In 1988 I weighed 300 pounds. My exercise was hoisting a beer and cancer stick repeatedly to my mouth. My favorite foods: KFC, Krispie Kremes, Poop Tarts, pan gravy, bacon, prime rib, cheeseburgers and fried anything I could outrun: pleasure my incentive. Vegetables and fruit were niggling addendums. Well, that didn’t work too well for me, so I ended up in the cardiac ICU with five masked strangers successfully performing life-support.

As Sandi and I slowly evolved, we abandoned Fruit Loops, deceptive Aunt Jemima, greasy fast food biscuits with sausage, eggs cooked in bacon fat, and instant Quaker Oats, then over time embraced even more innate, whole foods. Our breakfasts always contain fruit, protein and fiber. I mix breakfasts up since eating the same food day in and day limits availability and absorption of the 40 daily vitamins and minerals needed to heal, rebuild, and sustain the temple.

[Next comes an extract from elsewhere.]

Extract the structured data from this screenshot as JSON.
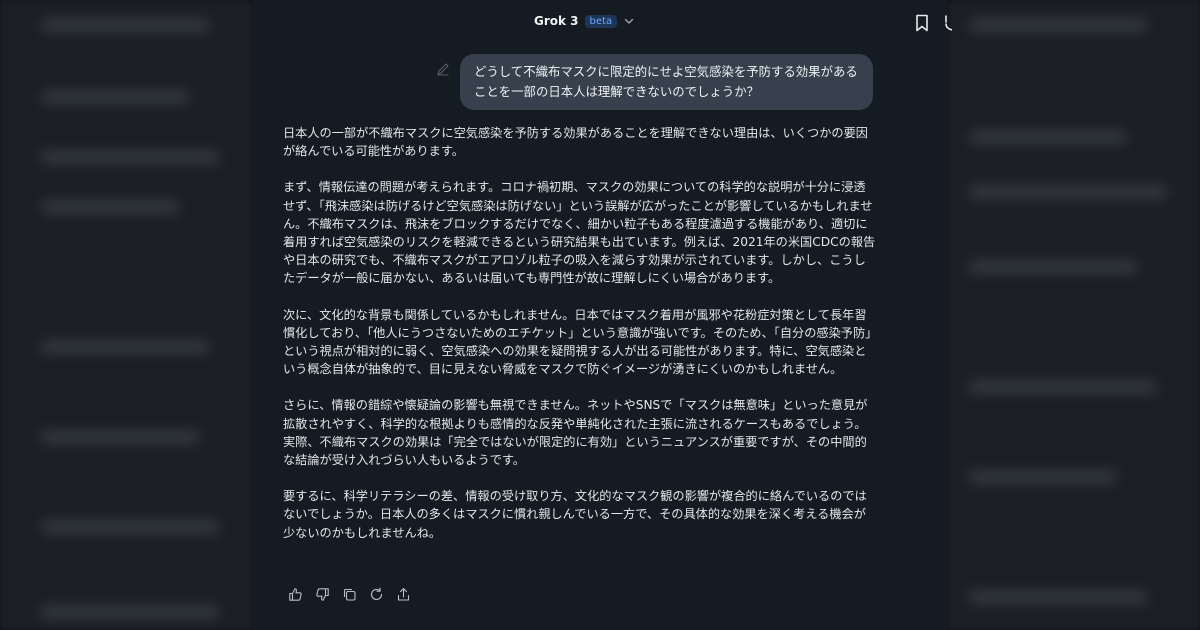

We’ll eat Steele Cut Oats cooked in apple cider, cinnamon, and chopped apple one day, Kashi Go Lean cereal with walnuts, ground flax seeds, yogurt, and blueberries the next or toasted Ezekiel Bread with organic peanut butter. We also eat probiotic yogurt every other day. As a rule I don’t eat eggs, but if my temple urges me to eat one, I’ll eat one if, of course, only if it shot out of a hormone-free, local bird that ate its celestially designed diet of bugs, worms grass, and grubs. The disgusting ingredients in today’s feed are not what our creator planned.

Colon-cleaning fiber can be found in whole grains and fruits or ground up flax seed. Try a breakfast of a hardboiled egg, an orange juice and fresh cranberry blender smoothie. Sandi and I make a juice based smoothie every day to raise morning glucose levels gradually, not zoom, crash, and burn. Shun sugary, colored cereals, high fructose corn syrup, pastries, bagels, and white breads. They rapidly digest, spike insulin levels leaving you hungry and pooped in a couple of hours.

Outmaneuver Big Food terrorist by ‘breaking-the-fast’ with real, fresh, home-cooked, vittles, then only you control the ingredients. Add a teaspoon of love while you’re at it.